Wspólna kasa UE zbroi się na przyszłość. Polska ma zyskać na zmianach
Unijny budżet na lata 2028-2034 ma być największym w historii i lepiej odpowiadać na współczesne zagrożenia. Polska może sporo zyskać. Na stole gwarancje dla rolnictwa, silniejsze wsparcie regionów oraz środki na obronność i technologie, a także cios w ETS 2. "To pierwszy budżet Unii Europejskiej na czas wojny" - podkreślił komisarz Piotr Serafin w Sejmie.

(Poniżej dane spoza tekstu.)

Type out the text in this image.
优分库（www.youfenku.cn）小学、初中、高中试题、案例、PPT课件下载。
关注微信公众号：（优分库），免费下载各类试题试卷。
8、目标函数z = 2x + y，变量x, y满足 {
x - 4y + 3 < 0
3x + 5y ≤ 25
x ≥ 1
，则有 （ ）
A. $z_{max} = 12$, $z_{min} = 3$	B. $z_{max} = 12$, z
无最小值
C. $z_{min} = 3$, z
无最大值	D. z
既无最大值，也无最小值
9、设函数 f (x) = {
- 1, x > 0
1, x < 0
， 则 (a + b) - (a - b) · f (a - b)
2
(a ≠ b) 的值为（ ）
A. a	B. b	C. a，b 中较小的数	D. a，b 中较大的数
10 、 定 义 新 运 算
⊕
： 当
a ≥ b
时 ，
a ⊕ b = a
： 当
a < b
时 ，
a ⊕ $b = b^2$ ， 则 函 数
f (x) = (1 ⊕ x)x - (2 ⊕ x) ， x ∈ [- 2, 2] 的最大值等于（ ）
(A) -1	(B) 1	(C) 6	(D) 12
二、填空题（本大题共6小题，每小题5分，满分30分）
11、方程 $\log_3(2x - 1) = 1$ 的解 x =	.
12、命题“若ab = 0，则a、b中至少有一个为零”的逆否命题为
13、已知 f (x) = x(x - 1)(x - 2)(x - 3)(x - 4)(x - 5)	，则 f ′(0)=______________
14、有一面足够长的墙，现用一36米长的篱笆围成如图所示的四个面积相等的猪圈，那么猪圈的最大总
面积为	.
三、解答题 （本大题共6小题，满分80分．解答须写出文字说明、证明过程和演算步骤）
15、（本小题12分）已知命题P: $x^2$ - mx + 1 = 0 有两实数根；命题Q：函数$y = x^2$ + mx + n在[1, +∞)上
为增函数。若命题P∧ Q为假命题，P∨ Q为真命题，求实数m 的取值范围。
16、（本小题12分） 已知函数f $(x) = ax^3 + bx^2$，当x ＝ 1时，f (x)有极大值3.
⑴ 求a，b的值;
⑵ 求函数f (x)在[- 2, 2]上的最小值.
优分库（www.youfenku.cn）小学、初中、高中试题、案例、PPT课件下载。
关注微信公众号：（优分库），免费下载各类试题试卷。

Komisja Europejska wycofuje się z pomysłu finansowania budżetu UE z ETS 2 - nowego systemu handlu emisjami. To jeden z kluczowych elementów zaprezentowanego w Sejmie przez Piotra Serafina projektu unijnego budżetu na lata 2028-2034. Polityk podkreślił, że pomysł finansowania z tego źródła od zeszłej środy nie znajduje się już na stole propozycji. Polska może zyskać, ale też gra o dużą stawkę.
Projekt nowego budżetu Unii Europejskiej na lata 2028-2034 nie powstał w komfortowych warunkach. "To pierwszy w historii budżet Unii Europejskiej na czas wojny" - zaznaczył Piotr Serafin, komisarz ds. budżetu i administracji, podczas czwartkowego (24.07.) posiedzenia Komisji ds. Unii Europejskiej w Sejmie. Od razu też jasno wskazał cele: zwiększyć zdolność reagowania UE na kryzysy, wzmocnić konkurencyjność gospodarczą i unowocześnić sposób wydatkowania środków - wszystko przy maksymalnym poszanowaniu interesów obywateli i regionów.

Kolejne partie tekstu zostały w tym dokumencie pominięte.